Mahmut Çapar, elbette bir Türk milliyetçisidir. Vatanın bütünlüğü için, genç yaşından beri bıkmadan, aşık olduğu milletimize bir ışık olabilmek için çalışmıştır. Onun bu azmine her zaman gıpta ile bakıyorum. O Gaziantep’te, ben İstanbul’dayım. Zaman zaman hiç olmazsa telefonla birbirimizi arayıp hasret gideriyoruz…

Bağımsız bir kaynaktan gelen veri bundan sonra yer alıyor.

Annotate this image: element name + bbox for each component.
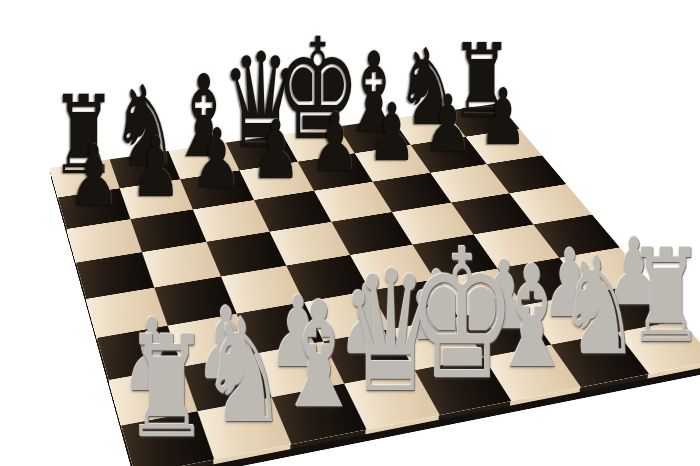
- piece-black-pawn-b7[interactable]: ♟: [131, 126, 182, 209]
- piece-black-pawn-e7[interactable]: ♟: [310, 101, 359, 181]
- piece-black-pawn-a7[interactable]: ♟: [68, 135, 119, 219]
- piece-black-pawn-g7[interactable]: ♟: [424, 86, 472, 165]
- chess-set-photo: ♜♞♝♛♚♝♞♜♟♟♟♟♟♟♟♟♟♟♟♟♟♟♟♟♜♞♝♛♚♝♞♜: [0, 0, 700, 466]
- piece-black-pawn-h7[interactable]: ♟: [479, 78, 527, 156]
- pieces-layer: ♜♞♝♛♚♝♞♜♟♟♟♟♟♟♟♟♟♟♟♟♟♟♟♟♜♞♝♛♚♝♞♜: [0, 0, 700, 466]
- piece-white-rook-h1[interactable]: ♜: [626, 232, 700, 361]
- piece-black-pawn-d7[interactable]: ♟: [252, 110, 302, 191]
- piece-white-rook-a1[interactable]: ♜: [124, 317, 210, 458]
- piece-black-pawn-f7[interactable]: ♟: [368, 93, 417, 173]
- piece-black-pawn-c7[interactable]: ♟: [192, 118, 242, 200]
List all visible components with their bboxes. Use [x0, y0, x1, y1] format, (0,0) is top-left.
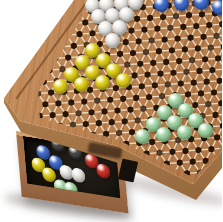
- board-marble-yellow[interactable]: [95, 75, 110, 90]
- board-marble-yellow[interactable]: [53, 79, 68, 94]
- board-marble-yellow[interactable]: [116, 73, 131, 88]
- marble-layer: [0, 0, 222, 222]
- board-marble-blue[interactable]: [174, 0, 189, 11]
- board-marble-green[interactable]: [156, 127, 171, 142]
- product-photo-chinese-checkers: [0, 0, 222, 222]
- board-marble-blue[interactable]: [154, 0, 169, 12]
- board-marble-blue[interactable]: [194, 0, 209, 10]
- board-marble-blue[interactable]: [212, 0, 223, 15]
- board-marble-green[interactable]: [135, 129, 150, 144]
- board-marble-green[interactable]: [198, 123, 213, 138]
- board-marble-yellow[interactable]: [74, 77, 89, 92]
- board-marble-green[interactable]: [177, 125, 192, 140]
- board-marble-white[interactable]: [105, 33, 120, 48]
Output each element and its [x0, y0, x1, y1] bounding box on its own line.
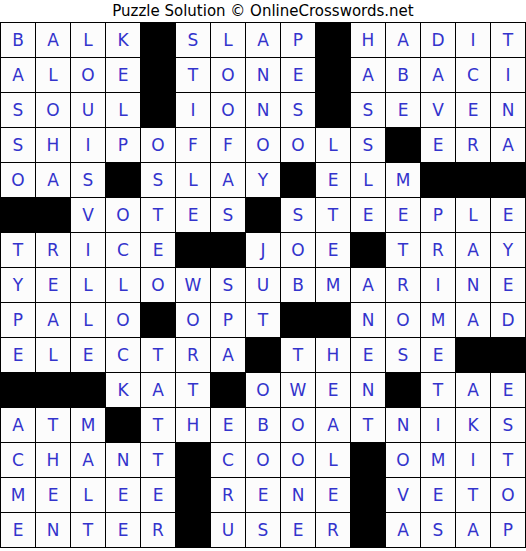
letter-cell: A — [421, 58, 455, 92]
letter-cell: T — [456, 478, 490, 512]
crossword-grid: BALKSLAPHADITALOETONEABACISOULIONSSEVENS… — [0, 22, 526, 548]
letter-cell: E — [316, 373, 350, 407]
letter-cell: E — [351, 198, 385, 232]
letter-cell: O — [141, 268, 175, 302]
letter-cell: O — [1, 163, 35, 197]
letter-cell: D — [421, 23, 455, 57]
letter-cell: L — [36, 58, 70, 92]
letter-cell: T — [176, 58, 210, 92]
letter-cell: T — [316, 198, 350, 232]
puzzle-solution-page: Puzzle Solution © OnlineCrosswords.net B… — [0, 0, 526, 548]
letter-cell: M — [316, 268, 350, 302]
letter-cell: A — [36, 163, 70, 197]
letter-cell: R — [36, 233, 70, 267]
black-cell — [176, 443, 210, 477]
letter-cell: F — [176, 128, 210, 162]
letter-cell: E — [281, 513, 315, 547]
letter-cell: E — [281, 58, 315, 92]
letter-cell: E — [351, 338, 385, 372]
letter-cell: S — [281, 198, 315, 232]
letter-cell: L — [71, 268, 105, 302]
letter-cell: C — [211, 443, 245, 477]
letter-cell: H — [316, 338, 350, 372]
letter-cell: E — [316, 163, 350, 197]
letter-cell: S — [211, 198, 245, 232]
letter-cell: I — [491, 58, 525, 92]
letter-cell: T — [351, 408, 385, 442]
letter-cell: H — [36, 128, 70, 162]
black-cell — [141, 58, 175, 92]
black-cell — [316, 58, 350, 92]
letter-cell: N — [246, 58, 280, 92]
letter-cell: A — [351, 268, 385, 302]
letter-cell: R — [386, 268, 420, 302]
letter-cell: B — [386, 58, 420, 92]
letter-cell: O — [281, 408, 315, 442]
letter-cell: E — [421, 338, 455, 372]
black-cell — [176, 513, 210, 547]
letter-cell: E — [176, 198, 210, 232]
letter-cell: O — [281, 233, 315, 267]
black-cell — [316, 93, 350, 127]
letter-cell: T — [141, 338, 175, 372]
letter-cell: S — [246, 513, 280, 547]
black-cell — [106, 408, 140, 442]
letter-cell: S — [351, 93, 385, 127]
letter-cell: A — [386, 513, 420, 547]
letter-cell: T — [71, 513, 105, 547]
letter-cell: E — [421, 478, 455, 512]
letter-cell: A — [456, 513, 490, 547]
letter-cell: O — [246, 373, 280, 407]
letter-cell: E — [106, 478, 140, 512]
letter-cell: E — [386, 93, 420, 127]
letter-cell: P — [106, 128, 140, 162]
letter-cell: S — [1, 93, 35, 127]
black-cell — [176, 478, 210, 512]
letter-cell: P — [491, 513, 525, 547]
black-cell — [491, 338, 525, 372]
black-cell — [316, 303, 350, 337]
letter-cell: M — [71, 408, 105, 442]
letter-cell: L — [106, 93, 140, 127]
letter-cell: R — [421, 233, 455, 267]
letter-cell: A — [141, 373, 175, 407]
letter-cell: K — [106, 23, 140, 57]
black-cell — [36, 198, 70, 232]
black-cell — [351, 513, 385, 547]
letter-cell: T — [386, 233, 420, 267]
black-cell — [246, 338, 280, 372]
letter-cell: L — [71, 478, 105, 512]
black-cell — [141, 23, 175, 57]
letter-cell: E — [386, 198, 420, 232]
black-cell — [421, 163, 455, 197]
letter-cell: F — [211, 128, 245, 162]
letter-cell: E — [141, 478, 175, 512]
black-cell — [456, 163, 490, 197]
letter-cell: P — [1, 303, 35, 337]
letter-cell: A — [211, 338, 245, 372]
letter-cell: W — [281, 373, 315, 407]
letter-cell: A — [456, 373, 490, 407]
letter-cell: E — [316, 233, 350, 267]
black-cell — [106, 163, 140, 197]
letter-cell: A — [456, 233, 490, 267]
black-cell — [211, 373, 245, 407]
letter-cell: M — [1, 478, 35, 512]
black-cell — [491, 163, 525, 197]
letter-cell: S — [491, 408, 525, 442]
letter-cell: O — [281, 128, 315, 162]
letter-cell: K — [106, 373, 140, 407]
letter-cell: A — [316, 408, 350, 442]
letter-cell: S — [1, 128, 35, 162]
letter-cell: P — [211, 303, 245, 337]
letter-cell: E — [1, 338, 35, 372]
letter-cell: E — [456, 93, 490, 127]
letter-cell: A — [1, 408, 35, 442]
letter-cell: H — [176, 408, 210, 442]
letter-cell: O — [106, 198, 140, 232]
letter-cell: O — [246, 443, 280, 477]
letter-cell: I — [71, 128, 105, 162]
letter-cell: V — [71, 198, 105, 232]
letter-cell: O — [246, 128, 280, 162]
letter-cell: S — [141, 163, 175, 197]
letter-cell: E — [71, 338, 105, 372]
black-cell — [386, 373, 420, 407]
black-cell — [281, 163, 315, 197]
letter-cell: I — [456, 443, 490, 477]
letter-cell: O — [71, 58, 105, 92]
letter-cell: M — [386, 163, 420, 197]
letter-cell: E — [141, 233, 175, 267]
letter-cell: T — [141, 198, 175, 232]
letter-cell: E — [421, 128, 455, 162]
letter-cell: C — [456, 58, 490, 92]
letter-cell: A — [36, 23, 70, 57]
letter-cell: O — [491, 478, 525, 512]
letter-cell: I — [456, 23, 490, 57]
letter-cell: S — [351, 128, 385, 162]
letter-cell: O — [211, 58, 245, 92]
letter-cell: O — [211, 93, 245, 127]
letter-cell: P — [421, 198, 455, 232]
letter-cell: E — [36, 478, 70, 512]
letter-cell: E — [491, 373, 525, 407]
letter-cell: B — [281, 268, 315, 302]
letter-cell: L — [316, 443, 350, 477]
letter-cell: I — [71, 233, 105, 267]
letter-cell: W — [176, 268, 210, 302]
letter-cell: P — [281, 23, 315, 57]
letter-cell: U — [71, 93, 105, 127]
black-cell — [71, 373, 105, 407]
black-cell — [1, 373, 35, 407]
letter-cell: L — [316, 128, 350, 162]
letter-cell: L — [36, 338, 70, 372]
letter-cell: R — [211, 478, 245, 512]
letter-cell: S — [386, 338, 420, 372]
letter-cell: R — [456, 128, 490, 162]
letter-cell: O — [281, 443, 315, 477]
black-cell — [176, 233, 210, 267]
letter-cell: U — [211, 513, 245, 547]
letter-cell: N — [351, 303, 385, 337]
letter-cell: A — [71, 443, 105, 477]
letter-cell: T — [246, 303, 280, 337]
letter-cell: T — [491, 443, 525, 477]
letter-cell: R — [141, 513, 175, 547]
letter-cell: M — [421, 443, 455, 477]
letter-cell: T — [421, 373, 455, 407]
letter-cell: M — [421, 303, 455, 337]
letter-cell: L — [71, 23, 105, 57]
letter-cell: N — [351, 373, 385, 407]
letter-cell: B — [246, 408, 280, 442]
letter-cell: N — [246, 93, 280, 127]
letter-cell: S — [281, 93, 315, 127]
letter-cell: Y — [246, 163, 280, 197]
letter-cell: N — [36, 513, 70, 547]
letter-cell: I — [421, 408, 455, 442]
letter-cell: O — [141, 128, 175, 162]
letter-cell: D — [491, 303, 525, 337]
black-cell — [386, 128, 420, 162]
letter-cell: A — [491, 128, 525, 162]
letter-cell: U — [246, 268, 280, 302]
letter-cell: S — [71, 163, 105, 197]
letter-cell: B — [1, 23, 35, 57]
letter-cell: T — [36, 408, 70, 442]
letter-cell: L — [106, 268, 140, 302]
letter-cell: V — [421, 93, 455, 127]
black-cell — [36, 373, 70, 407]
letter-cell: L — [71, 303, 105, 337]
black-cell — [1, 198, 35, 232]
letter-cell: L — [211, 23, 245, 57]
black-cell — [351, 478, 385, 512]
letter-cell: T — [1, 233, 35, 267]
black-cell — [246, 198, 280, 232]
letter-cell: R — [176, 338, 210, 372]
letter-cell: A — [1, 58, 35, 92]
letter-cell: R — [316, 513, 350, 547]
letter-cell: C — [106, 338, 140, 372]
letter-cell: L — [176, 163, 210, 197]
letter-cell: O — [176, 303, 210, 337]
letter-cell: A — [456, 303, 490, 337]
letter-cell: L — [351, 163, 385, 197]
letter-cell: A — [36, 303, 70, 337]
letter-cell: O — [386, 443, 420, 477]
black-cell — [456, 338, 490, 372]
letter-cell: S — [421, 513, 455, 547]
letter-cell: A — [386, 23, 420, 57]
black-cell — [281, 303, 315, 337]
letter-cell: V — [386, 478, 420, 512]
letter-cell: C — [106, 233, 140, 267]
letter-cell: H — [36, 443, 70, 477]
black-cell — [316, 23, 350, 57]
letter-cell: O — [386, 303, 420, 337]
page-title: Puzzle Solution © OnlineCrosswords.net — [0, 0, 526, 22]
letter-cell: N — [106, 443, 140, 477]
black-cell — [141, 303, 175, 337]
letter-cell: T — [281, 338, 315, 372]
letter-cell: J — [246, 233, 280, 267]
black-cell — [211, 233, 245, 267]
letter-cell: T — [141, 408, 175, 442]
letter-cell: E — [36, 268, 70, 302]
letter-cell: L — [456, 198, 490, 232]
letter-cell: E — [211, 408, 245, 442]
letter-cell: A — [246, 23, 280, 57]
letter-cell: C — [1, 443, 35, 477]
letter-cell: Y — [491, 233, 525, 267]
letter-cell: H — [351, 23, 385, 57]
letter-cell: E — [106, 58, 140, 92]
letter-cell: O — [106, 303, 140, 337]
letter-cell: K — [456, 408, 490, 442]
letter-cell: A — [351, 58, 385, 92]
letter-cell: N — [386, 408, 420, 442]
letter-cell: E — [1, 513, 35, 547]
letter-cell: E — [106, 513, 140, 547]
letter-cell: I — [421, 268, 455, 302]
black-cell — [141, 93, 175, 127]
letter-cell: T — [491, 23, 525, 57]
letter-cell: E — [246, 478, 280, 512]
letter-cell: I — [176, 93, 210, 127]
letter-cell: Y — [1, 268, 35, 302]
letter-cell: E — [491, 268, 525, 302]
letter-cell: N — [456, 268, 490, 302]
letter-cell: T — [141, 443, 175, 477]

Bu yazıyı bitirmeden, aramızda geçen bir olayı anlatmak istiyorum: Bir genel seçimde, İstanbul’dan aday olmak isteyen ve olan rahmetli bir partiliye ben ve bazı arkadaşlarımız karşı çıkmıştık. Bu kendi aramızda bir meseleydi. Tercihimiz, donanımlı profesör olan bir ağabeyimizdi. Bizim isteğimiz olmadı ve İstanbul’dan ancak bir milletvekili çıkarabildik. Bir gün Orhan Koyuncu ile konuşurken; Mahmut sana kızmış,” onun yüzünden daha fazla milletvekili çıkarmamız önlenmiş” diyor dedi. Siyasetin içinde olmayanlar, söylentilerden çabuk etkilenirler. Bunu hepimiz biliriz. Orhan beyin bu konuşmasından sonra, bir sürpriz yapayım, hem de arkadaşlarımla görüşeyim diye Çorlu’ya gittim. Mahmut beye sebepleri anlattım. Sonra; “Mahmut, bey dedim, koskoca İstanbul. Bizim aramızda konuştuğumuz meseleyi kim duyacak? Benim o kadar gücüm nereden gelecek?” Ben onu anlıyordum; ömrü bölücülerle uğraşmakla geçmiş biriydi. Öyle bir kanaat edinmiş. Elbette sevgili dostumla sohbetimizi tatlıya bağladık…
Dr. Mahmut Çapar, her gencin örnek alacağı bir ahlâk ve ilim adamıdır. O bizim çağımızda yaşayan, yaptığı yorucu çalışmalarla övünmeyen bir kahramandır. Allah’tan ona hayırlı uzun ömrünü uzatmasını dilemek boynumuzun borcudur…
……………………………………………………………………………
(*) Benim, o bölge konusunda çok hassas olduğumu bilen rahmetli Türkeş, bir gün sohbet ederken M. Şerif Fırat’ın bu kitabından bahsetti. 1960 darbesinden sonra, yetkili olduğu sırada bu kitabı devlet adına bastırıp dağıttırmış. Bana, varislerini bulabilirsen o kitabı yeniden bas, dedi. Anadolu’da, şimdi hatırlayamadığım bir şehirde savcılık yapan, Şerif Fırat’ın yeğenini buldum. Elinde epey bir kitap varmış, bana gönderdi. Sonra galiba yeniden basıldı. Yayınevleri bu önemli araştırma kitabını yeniden basmalıdır.